Das Ergebnis der Gemeinschaftsarbeit wurde jetzt bei einer Einführungsmatinee in der gut besuchten Kurbelkiste vorgestellt. Die erste Auflage der DVD des 90-minütigen Films ist bereits ausverkauft. Wer „Aloryon“ dennoch sehen möchte, kann sich über Facebook (www.facebook.com/pages/Aloryon/134645893280106) auf eine Bestellliste eintragen lassen, bei genügend Interessierten ist eine zweite Auflage geplant. Den Trailer und weitere Informationen gibt es unter www.aloryon.de.
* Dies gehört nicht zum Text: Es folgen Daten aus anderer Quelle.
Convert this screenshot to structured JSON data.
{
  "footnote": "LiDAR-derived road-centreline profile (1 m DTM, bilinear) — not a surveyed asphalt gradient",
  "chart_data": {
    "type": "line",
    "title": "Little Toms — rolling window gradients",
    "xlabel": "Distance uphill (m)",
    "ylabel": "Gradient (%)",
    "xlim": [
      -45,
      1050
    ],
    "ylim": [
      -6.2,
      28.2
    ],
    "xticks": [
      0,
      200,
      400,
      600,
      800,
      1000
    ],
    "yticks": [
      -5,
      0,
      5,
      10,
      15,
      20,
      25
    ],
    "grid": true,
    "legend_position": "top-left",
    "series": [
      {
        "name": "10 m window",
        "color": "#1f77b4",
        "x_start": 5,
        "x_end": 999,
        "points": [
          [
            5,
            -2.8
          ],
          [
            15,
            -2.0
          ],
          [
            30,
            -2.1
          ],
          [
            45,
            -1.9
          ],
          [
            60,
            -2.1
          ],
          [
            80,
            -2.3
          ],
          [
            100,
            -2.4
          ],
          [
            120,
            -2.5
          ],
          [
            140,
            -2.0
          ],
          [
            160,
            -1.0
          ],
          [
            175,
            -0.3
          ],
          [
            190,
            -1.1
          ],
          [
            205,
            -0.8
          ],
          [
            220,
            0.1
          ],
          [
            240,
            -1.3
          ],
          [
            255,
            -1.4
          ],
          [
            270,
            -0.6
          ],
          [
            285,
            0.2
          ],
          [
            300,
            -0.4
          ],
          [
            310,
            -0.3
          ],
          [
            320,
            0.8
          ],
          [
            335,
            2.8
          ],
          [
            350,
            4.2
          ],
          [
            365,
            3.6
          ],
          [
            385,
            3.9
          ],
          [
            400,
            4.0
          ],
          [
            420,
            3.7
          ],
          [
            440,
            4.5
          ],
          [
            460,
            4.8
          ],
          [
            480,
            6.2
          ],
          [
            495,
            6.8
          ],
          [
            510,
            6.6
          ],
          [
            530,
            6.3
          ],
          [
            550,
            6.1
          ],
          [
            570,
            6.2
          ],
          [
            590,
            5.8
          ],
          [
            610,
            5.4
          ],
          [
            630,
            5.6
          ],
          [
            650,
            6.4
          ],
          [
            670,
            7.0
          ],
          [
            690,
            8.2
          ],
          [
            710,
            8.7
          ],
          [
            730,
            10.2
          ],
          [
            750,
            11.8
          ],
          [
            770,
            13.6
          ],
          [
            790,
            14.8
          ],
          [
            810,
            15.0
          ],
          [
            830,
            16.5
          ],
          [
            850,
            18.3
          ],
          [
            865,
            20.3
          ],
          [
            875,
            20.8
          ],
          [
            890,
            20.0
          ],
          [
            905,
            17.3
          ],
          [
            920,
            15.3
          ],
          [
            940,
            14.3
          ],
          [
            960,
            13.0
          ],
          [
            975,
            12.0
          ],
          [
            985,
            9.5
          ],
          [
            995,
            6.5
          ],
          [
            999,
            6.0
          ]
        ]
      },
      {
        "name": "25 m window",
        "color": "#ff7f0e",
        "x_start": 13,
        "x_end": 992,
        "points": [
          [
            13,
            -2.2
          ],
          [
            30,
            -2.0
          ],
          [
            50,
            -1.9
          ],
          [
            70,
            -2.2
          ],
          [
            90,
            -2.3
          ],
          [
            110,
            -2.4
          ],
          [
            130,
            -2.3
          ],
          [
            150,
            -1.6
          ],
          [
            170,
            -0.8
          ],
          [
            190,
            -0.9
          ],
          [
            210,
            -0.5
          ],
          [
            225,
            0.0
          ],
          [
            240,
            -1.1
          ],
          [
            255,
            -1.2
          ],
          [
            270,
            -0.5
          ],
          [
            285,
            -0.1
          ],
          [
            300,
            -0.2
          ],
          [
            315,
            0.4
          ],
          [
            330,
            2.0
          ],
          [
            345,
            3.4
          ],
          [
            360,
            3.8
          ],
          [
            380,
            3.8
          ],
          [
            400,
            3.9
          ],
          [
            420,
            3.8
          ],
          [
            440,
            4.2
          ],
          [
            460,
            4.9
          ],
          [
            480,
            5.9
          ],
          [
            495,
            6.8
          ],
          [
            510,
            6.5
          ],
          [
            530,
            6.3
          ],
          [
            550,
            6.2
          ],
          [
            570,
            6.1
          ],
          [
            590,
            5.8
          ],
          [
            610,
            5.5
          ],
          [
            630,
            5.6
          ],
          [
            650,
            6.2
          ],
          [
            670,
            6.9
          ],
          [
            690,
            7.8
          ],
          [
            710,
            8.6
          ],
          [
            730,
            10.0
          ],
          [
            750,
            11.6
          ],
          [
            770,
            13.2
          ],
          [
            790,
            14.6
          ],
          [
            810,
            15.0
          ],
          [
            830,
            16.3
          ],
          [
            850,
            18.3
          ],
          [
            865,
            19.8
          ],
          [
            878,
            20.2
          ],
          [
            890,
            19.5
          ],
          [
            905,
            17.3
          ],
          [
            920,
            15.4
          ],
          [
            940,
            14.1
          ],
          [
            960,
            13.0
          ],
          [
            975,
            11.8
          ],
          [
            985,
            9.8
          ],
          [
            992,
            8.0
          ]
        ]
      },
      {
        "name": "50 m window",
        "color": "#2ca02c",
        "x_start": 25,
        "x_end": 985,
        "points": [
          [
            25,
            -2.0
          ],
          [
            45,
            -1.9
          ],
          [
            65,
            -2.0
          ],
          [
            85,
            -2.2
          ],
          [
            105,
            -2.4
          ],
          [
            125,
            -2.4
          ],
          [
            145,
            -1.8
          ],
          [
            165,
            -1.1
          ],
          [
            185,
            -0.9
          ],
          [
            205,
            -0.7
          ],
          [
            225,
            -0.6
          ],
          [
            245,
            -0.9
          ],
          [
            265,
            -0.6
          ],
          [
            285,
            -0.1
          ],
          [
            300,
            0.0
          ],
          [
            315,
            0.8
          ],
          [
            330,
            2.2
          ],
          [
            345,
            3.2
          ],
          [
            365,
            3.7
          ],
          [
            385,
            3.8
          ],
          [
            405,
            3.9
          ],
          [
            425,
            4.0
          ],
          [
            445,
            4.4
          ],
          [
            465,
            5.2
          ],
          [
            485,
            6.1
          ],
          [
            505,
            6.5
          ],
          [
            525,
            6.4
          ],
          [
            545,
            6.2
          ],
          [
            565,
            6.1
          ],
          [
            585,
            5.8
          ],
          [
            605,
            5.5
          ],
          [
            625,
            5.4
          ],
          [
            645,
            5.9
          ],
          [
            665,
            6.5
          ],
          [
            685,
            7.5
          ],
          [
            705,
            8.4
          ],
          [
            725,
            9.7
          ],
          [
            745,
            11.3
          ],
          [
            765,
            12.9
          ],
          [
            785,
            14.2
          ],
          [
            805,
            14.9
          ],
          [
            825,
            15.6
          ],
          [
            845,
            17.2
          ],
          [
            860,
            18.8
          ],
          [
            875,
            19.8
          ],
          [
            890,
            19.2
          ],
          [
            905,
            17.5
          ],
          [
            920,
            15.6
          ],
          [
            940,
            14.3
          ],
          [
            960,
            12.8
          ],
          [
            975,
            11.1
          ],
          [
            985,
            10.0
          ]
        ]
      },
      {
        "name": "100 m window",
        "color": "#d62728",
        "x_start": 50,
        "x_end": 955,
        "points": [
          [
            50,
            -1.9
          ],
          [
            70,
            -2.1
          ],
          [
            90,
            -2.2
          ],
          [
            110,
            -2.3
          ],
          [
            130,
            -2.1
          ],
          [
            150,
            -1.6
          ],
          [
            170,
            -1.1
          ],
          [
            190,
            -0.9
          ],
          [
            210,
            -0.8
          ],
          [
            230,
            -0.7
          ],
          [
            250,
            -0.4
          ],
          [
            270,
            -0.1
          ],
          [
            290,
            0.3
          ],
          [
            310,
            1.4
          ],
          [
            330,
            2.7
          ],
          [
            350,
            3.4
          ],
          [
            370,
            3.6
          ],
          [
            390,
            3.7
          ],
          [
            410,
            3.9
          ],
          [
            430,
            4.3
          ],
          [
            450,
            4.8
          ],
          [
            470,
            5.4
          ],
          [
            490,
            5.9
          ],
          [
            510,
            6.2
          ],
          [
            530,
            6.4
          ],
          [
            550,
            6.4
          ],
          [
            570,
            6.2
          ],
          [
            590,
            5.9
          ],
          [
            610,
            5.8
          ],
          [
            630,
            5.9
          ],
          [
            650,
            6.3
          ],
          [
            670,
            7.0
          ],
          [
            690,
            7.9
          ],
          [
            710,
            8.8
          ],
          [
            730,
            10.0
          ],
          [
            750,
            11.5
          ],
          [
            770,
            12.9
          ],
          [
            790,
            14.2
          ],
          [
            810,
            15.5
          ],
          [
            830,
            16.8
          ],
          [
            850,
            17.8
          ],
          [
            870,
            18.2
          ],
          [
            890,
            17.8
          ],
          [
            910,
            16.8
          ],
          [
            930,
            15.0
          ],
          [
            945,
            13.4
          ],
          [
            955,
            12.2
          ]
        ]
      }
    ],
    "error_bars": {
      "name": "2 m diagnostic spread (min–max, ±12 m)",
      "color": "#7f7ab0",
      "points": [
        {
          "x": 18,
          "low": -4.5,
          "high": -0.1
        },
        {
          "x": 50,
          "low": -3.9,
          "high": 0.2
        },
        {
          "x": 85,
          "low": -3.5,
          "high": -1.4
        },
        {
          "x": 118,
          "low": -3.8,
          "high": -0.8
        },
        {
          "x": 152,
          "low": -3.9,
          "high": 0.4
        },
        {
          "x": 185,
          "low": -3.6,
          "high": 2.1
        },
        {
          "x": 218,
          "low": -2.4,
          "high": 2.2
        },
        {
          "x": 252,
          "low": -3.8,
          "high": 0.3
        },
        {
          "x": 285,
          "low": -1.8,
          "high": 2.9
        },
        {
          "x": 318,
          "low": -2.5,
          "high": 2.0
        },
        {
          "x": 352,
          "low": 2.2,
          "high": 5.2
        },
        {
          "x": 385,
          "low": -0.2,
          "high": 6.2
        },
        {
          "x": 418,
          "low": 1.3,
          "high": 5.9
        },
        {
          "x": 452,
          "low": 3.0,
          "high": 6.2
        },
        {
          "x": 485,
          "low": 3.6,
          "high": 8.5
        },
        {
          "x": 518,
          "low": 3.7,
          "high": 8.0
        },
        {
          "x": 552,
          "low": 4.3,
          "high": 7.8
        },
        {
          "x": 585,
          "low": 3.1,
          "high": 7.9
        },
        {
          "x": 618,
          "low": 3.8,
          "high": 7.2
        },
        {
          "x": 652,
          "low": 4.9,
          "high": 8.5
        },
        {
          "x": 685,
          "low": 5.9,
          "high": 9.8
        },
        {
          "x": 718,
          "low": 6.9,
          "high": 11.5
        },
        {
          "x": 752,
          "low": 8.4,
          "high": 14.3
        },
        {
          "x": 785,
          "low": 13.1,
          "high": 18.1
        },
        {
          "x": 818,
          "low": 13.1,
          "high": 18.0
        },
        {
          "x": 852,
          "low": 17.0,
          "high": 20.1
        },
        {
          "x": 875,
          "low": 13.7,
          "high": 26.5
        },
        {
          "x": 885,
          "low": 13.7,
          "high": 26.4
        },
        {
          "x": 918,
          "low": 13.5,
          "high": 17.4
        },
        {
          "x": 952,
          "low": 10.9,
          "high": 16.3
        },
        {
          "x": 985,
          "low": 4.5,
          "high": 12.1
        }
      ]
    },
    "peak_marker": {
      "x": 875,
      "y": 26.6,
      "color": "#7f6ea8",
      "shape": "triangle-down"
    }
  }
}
 Und schon ist das nächste „Barion-Werk“ in Arbeit

Und kaum ist dieses Projekt abgeschlossen, arbeitet Marcel Barion schon wieder am nächsten Film. Fans dürfen gespannt sein auf „Das letzte Land“. Das Science-Fiction-Kammerspiel wird ab August in Feudingen gedreht. Zur Finanzierung des professionell angegangenen Low-Budget-Films startete das Filmteam einen Crowdfunding-Aufruf über Startnetxt (www.startnext.de/dasletzteland). Das knapp kalkulierte Ziel von 8500 Euro wurde bereits erreicht. Dennoch kann man das ambitionierte Projekt, für das zwei ausgebildete Schauspieler vor der Kamera stehen werden, noch bis zum 13. April finanziell unterstützen. Einen ersten, vielversprechenden Teaser-Trailer finden Filmfans auf der offiziellen Seite zum Film: www.dasletzteland.de.